O espaço se transformou em um pequeno ecossistema. (Créditos: Canva)
Em 2017, Maggie Johnson tinha apenas 14 anos quando recebeu uma tarefa de agricultura que acabaria mudando o quintal de sua família. Moradora do Vale do Shenandoah, na Virgínia, nos Estados Unidos, ela decidiu colocar a mão na terra e construir um lago. O que começou como um simples trabalho escolar se transformou, nove anos depois, em um pequeno habitat para diversas espécies.
O terreno, antes marcado principalmente por um gramado irregular, ganhou água, vegetação e novos visitantes ao longo do tempo. Hoje, sapos, rãs, insetos, aves e outros animais utilizam o espaço, que recebeu da família o nome de “Maggie’s Pond”, ou “Lago da Maggie”. A história foi relatada pelo pai da jovem, o fotógrafo conservacionista Steven David Johnson, em uma publicação da National Wildlife Federation (NWF).
Lago começou como uma tarefa de agricultura
Antes de começar a escavação, Maggie pesquisou maneiras de construir o lago. No outono de 2017, ela iniciou o trabalho e, meses depois, na primavera de 2018, a estrutura já estava pronta e cheia de água.

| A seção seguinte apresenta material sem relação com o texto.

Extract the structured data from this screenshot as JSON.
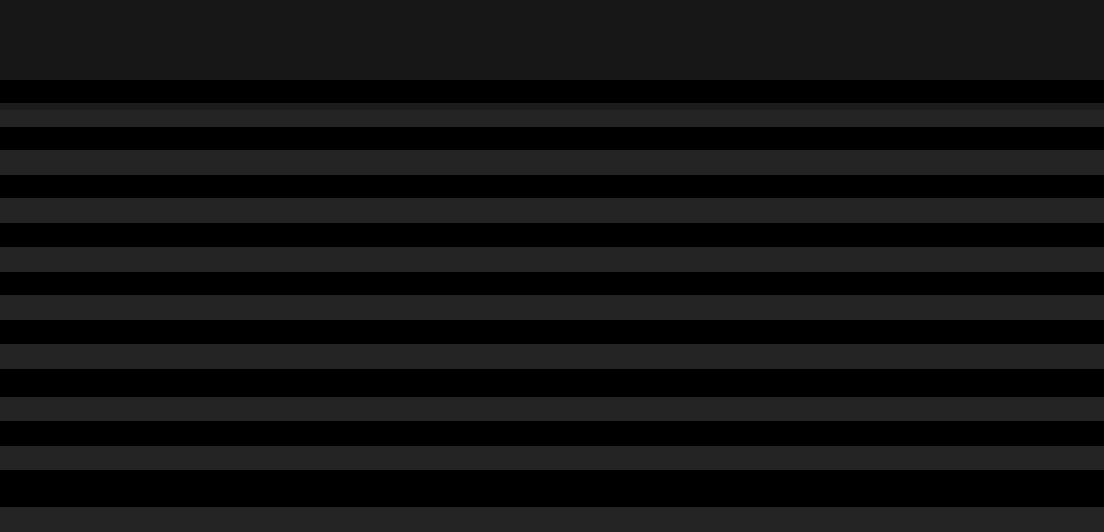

A família logo percebeu que o projeto poderia ir além da atividade escolar. Os pais da adolescente, Steven e Anna Maria, ajudaram a organizar as margens, acrescentando terra, pedras e plantas. Não demorou para que os primeiros moradores aparecessem: poucas semanas depois de o lago ficar cheio, sapos-americanos já haviam encontrado naquele espaço um novo habitat.
Com o passar dos anos, a biodiversidade aumentou. Pererecas-cinzentas e rãs-verdes passaram a fazer parte da paisagem sonora durante a noite, enquanto libélulas e besouros aquáticos circulam pela água. Aves utilizam o lago para se banhar e veados aparecem ocasionalmente para beber.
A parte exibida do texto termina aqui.